Advocates and health professionals said the interlock systems are a common-sense approach that has worked in other states and would save lives in South Carolina.

“I will not get to walk her down the aisle one day and that hurts,” David Longstreet, Emma’s father, told the House panel. “This bill will save lives. It could have saved Emma.”

The House Criminal Laws Subcommittee made several changes to the bill, S.137, sponsored by Sen. Joel Lourie, D-Columbia. Only those convicted of a DUI — not charged as in Lourie’s original bill — would have to install the interlock device.

Also, the law would only apply to those who are found to have a blood alcohol content of .15 or higher — not .12, as in the original bill. That new standard is nearly twice the legal limit of .08. House members also added a provision that allows for those who are required to install the interlock devices the right to a hearing to contest the restriction.

The new limit of .15 can mean a person is drunk enough to vomit and has less muscle control than normal, according to the Mothers Against Drunk Driving Web site.

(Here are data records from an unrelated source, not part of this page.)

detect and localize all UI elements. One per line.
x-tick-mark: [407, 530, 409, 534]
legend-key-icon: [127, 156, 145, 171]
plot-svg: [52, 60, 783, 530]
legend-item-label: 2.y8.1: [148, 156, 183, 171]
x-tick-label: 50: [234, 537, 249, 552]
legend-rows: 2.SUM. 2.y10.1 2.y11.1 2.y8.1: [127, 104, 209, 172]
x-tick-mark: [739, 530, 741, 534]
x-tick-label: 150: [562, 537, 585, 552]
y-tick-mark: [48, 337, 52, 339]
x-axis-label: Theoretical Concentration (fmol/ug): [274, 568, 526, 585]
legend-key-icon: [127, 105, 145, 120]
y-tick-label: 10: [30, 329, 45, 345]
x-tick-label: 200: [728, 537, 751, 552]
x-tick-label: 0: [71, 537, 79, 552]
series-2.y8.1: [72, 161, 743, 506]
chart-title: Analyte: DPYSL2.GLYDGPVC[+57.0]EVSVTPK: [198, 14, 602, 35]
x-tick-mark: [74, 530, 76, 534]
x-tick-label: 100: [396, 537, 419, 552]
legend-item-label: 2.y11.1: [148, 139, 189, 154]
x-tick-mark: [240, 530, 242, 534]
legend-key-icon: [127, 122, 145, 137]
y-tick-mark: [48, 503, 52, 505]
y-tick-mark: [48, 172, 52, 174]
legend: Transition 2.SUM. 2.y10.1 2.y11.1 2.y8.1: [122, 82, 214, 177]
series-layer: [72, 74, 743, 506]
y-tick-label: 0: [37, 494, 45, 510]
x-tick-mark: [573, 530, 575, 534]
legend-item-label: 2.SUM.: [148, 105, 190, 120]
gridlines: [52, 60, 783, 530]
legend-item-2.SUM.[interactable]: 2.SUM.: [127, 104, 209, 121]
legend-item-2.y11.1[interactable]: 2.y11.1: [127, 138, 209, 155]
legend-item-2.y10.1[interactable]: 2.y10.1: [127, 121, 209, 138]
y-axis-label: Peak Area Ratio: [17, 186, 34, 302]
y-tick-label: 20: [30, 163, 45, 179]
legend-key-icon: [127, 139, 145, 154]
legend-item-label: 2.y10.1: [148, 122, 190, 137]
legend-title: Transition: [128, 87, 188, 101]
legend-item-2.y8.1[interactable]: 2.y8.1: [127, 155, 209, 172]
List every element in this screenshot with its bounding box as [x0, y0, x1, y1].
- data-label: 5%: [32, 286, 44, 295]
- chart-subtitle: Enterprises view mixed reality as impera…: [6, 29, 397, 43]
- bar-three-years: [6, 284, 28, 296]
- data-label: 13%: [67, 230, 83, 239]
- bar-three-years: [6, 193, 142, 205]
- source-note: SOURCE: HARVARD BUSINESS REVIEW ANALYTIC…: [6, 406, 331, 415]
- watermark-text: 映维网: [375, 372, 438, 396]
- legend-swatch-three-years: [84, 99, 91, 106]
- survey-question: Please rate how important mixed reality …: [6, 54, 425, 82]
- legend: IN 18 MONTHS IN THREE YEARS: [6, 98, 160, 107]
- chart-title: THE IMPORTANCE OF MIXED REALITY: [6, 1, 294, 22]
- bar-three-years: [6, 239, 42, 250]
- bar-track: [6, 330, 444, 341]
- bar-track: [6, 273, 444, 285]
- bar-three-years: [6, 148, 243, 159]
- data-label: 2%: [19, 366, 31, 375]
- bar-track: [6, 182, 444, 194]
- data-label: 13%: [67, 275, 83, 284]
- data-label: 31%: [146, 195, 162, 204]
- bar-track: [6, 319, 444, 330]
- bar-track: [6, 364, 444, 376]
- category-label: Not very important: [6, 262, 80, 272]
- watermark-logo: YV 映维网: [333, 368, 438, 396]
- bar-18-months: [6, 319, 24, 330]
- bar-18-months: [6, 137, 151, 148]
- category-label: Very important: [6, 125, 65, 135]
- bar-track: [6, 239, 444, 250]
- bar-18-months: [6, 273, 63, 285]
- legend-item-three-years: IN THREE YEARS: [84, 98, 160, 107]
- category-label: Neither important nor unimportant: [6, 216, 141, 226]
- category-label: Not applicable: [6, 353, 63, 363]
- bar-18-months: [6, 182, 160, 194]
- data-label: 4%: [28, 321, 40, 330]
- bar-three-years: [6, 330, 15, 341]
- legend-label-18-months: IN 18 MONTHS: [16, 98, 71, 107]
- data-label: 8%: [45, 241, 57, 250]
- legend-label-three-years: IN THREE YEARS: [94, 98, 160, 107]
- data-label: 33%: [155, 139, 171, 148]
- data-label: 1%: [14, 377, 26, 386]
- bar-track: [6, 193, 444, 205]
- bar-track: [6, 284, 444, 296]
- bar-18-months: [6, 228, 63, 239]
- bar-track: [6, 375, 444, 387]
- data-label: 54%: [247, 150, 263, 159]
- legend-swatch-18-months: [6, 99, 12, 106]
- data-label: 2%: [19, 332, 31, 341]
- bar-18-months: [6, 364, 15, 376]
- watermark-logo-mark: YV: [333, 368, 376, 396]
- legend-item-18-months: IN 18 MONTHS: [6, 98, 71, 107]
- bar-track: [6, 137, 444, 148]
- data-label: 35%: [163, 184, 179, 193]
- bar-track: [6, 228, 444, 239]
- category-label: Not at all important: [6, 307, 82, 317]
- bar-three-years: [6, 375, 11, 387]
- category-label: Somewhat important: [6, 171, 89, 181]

Longstreet said after the hearing that he was disappointed in the changes made by House members but that the most important thing was that the bill came one step closer to fruition.

Rep. Todd Rutherford, D-Columbia, the House minority leader and a criminal defense attorney, said that the BAC number is arbitrary. He also blasted detractors who said he and other criminal defense attorneys have held up the bill.

“I am absolutely positive this is going to pass,” Rutherford said.

 Sen. Lourie, who attended the hearing, said the House changes “weakened” the bill, but he hopes to strengthen it in time to pass this year.

“This will have significant, very measurable impact,” he said.